The only thing that can be even remotely considered as a silver lining in this pandemic is the stark and unrelenting spotlight shone on persistent gaps in healthcare in India. While those within the health system valiantly fought to provide the best care possible within limited resources, the fact remains that the system itself is grossly inequitable, especially for underserved pregnant women and children.
Even today, 3 women die every hour because of pregnancy-related complications. Only one of five pregnant women get complete antenatal coverage while 18% infants have low birth weight, leading to complications that prevent them from realising their full potential. Adding to this is the acute shortage of medical staff. India has 37.6 health workers for every 10,000 people, against WHO’s minimum recommendation of 44.5.
The sheer size and scale of India’s problems requires an equally bold response, one that can serve its huge population and remain resource-light. Technology, thus, promises a powerful solution
Ramesh Padmanabhan, ARMMAN’s CEO
25-year old Anita stays at a Mumbai slum. During her fourth month of pregnancy, when she went for a checkup at the nearby hospital, she was enrolled in ARMMAN’s mMitra program. She started receiving bi-weekly pre-recorded mMitra calls on her phone, in her mother tongue. mMitra calls guided her on important vaccination milestones, provided nutrition-related information, and made her aware of danger signs and symptoms. Mobile technology allows this potentially life-saving and critical information to reach each woman, something not feasible at an overcrowded hospital. 2.5 million women like Anita have been enrolled in mMitra, making it one of only five such scaled mHealth programs across the world.
When COVID-19 struck, as a pregnant woman living in a slum, Anita was especially vulnerable. Thus, when she started getting additional mMitra calls with COVID-19 specific information, she paid close attention and followed the advice regarding sanitization and social distancing. This helped her as she couldn’t access a hospital for regular care as it was converted to a COVID hospital and there was limited public transportation to go to another centre. Technology enabled ARMMAN to reach 300,000 women and 800,000 health workers within a few days.
Technology by itself is inadequate and requires a strongly interlinked “touch” model to be effective. In her ninth month of pregnancy, Anita started experiencing acidity and frequent headaches.She reached out to Shital, ARMMAN’s hospital supervisor, for advice, who connected her to a doctor at its free Virtual clinic. The doctor diagnosed it to be a consequence of high blood pressure- a high-risk condition that requires monitoring. Anita’s blood pressure was immediately checked and brought under control with timely intervention. While mMitra calls were critical, access to a doctor and the hospital supervisor’s support was just as crucial during this daunting time.
With technology, it’s also tempting to deploy a cookie cutter approach, which has challenges in a country as diverse as India. “An mMitra, working well in an urban slum with good network connectivity, may falter in tele-dark tribal areas like Palghar that is just 4-hours drive from Mumbai. Here, a stable network is limited to certain public spaces in the larger villages, with smaller hamlets often falling off the connectivity grid. Telephonic coverage is almost certainly not available in the kitchens at the back of the houses or in the cowsheds where women generally spend most of their day,” mentions Mr. Padmanabhan. Thus, pregnant women and children are supported with door-step healthcare through ARMMAN’s Arogya Sakhi project. Frontline health workers from the community are trained to provide home-based preventive care. They counsel women on topics like nutrition and vaccinations, perform diagnostic tests, screen for high-risk factors and ensure early referral. They are aided by a tablet with an application-based decision support algorithm which acts as a database and flags off any high-risk conditions, thereby alerting the health worker of any possible complications during pregnancy and infancy. The technology is designed to function in a low-bandwidth setting and mobile hotspots created for limited access to data.

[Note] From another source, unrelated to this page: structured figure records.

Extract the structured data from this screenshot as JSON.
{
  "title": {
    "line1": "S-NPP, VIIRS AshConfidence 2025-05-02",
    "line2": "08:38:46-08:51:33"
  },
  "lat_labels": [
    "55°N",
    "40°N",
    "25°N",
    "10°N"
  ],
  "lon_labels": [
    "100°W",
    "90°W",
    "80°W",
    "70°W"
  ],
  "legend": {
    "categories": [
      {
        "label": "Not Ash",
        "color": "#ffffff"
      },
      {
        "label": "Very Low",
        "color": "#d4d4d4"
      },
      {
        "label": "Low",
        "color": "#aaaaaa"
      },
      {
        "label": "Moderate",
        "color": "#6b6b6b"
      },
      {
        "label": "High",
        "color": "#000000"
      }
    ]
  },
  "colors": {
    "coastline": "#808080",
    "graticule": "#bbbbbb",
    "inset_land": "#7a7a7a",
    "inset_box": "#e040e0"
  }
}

Although technology is a great enabler for transformation, it can also act as a barrier by deepening divides and exacerbating existing inequities. For example, digital-first solutions will not work where people lack access to even a basic mobile phone, or with a large migrant population that frequently changes its number. Here, it is imperative to adopt an equity lens while designing tech-enabled solutions to ensure that technology does not end up excluding the most vulnerable and marginalised i.e. the very group of people the intervention aims to uplift. It is also crucial to understand the interventions of other civil society organizations in the area, and explore possible avenues of collaboration to achieve the most effective outcomes.
The “tech plus touch” model can go a long way in addressing systemic gaps, but implementing truly impactful and equitable health initiatives requires multi-stakeholder input, innovative approaches and a design that keeps the mother and child at the centre of all solutions.
ARMMAN is one of the 10 organisations that has been covered as a case study in the report titled ‘Buffering Now’, published by the 10to19 Dasra Adolescents Collaborative. This report spotlights organisations that have had a head start when it comes to leveraging digital technologies in a pre-Covid world, and thus sharing learnings and recommendations for organisations that want to adopt to digital tools and technologies amid the pandemic to serve their communities.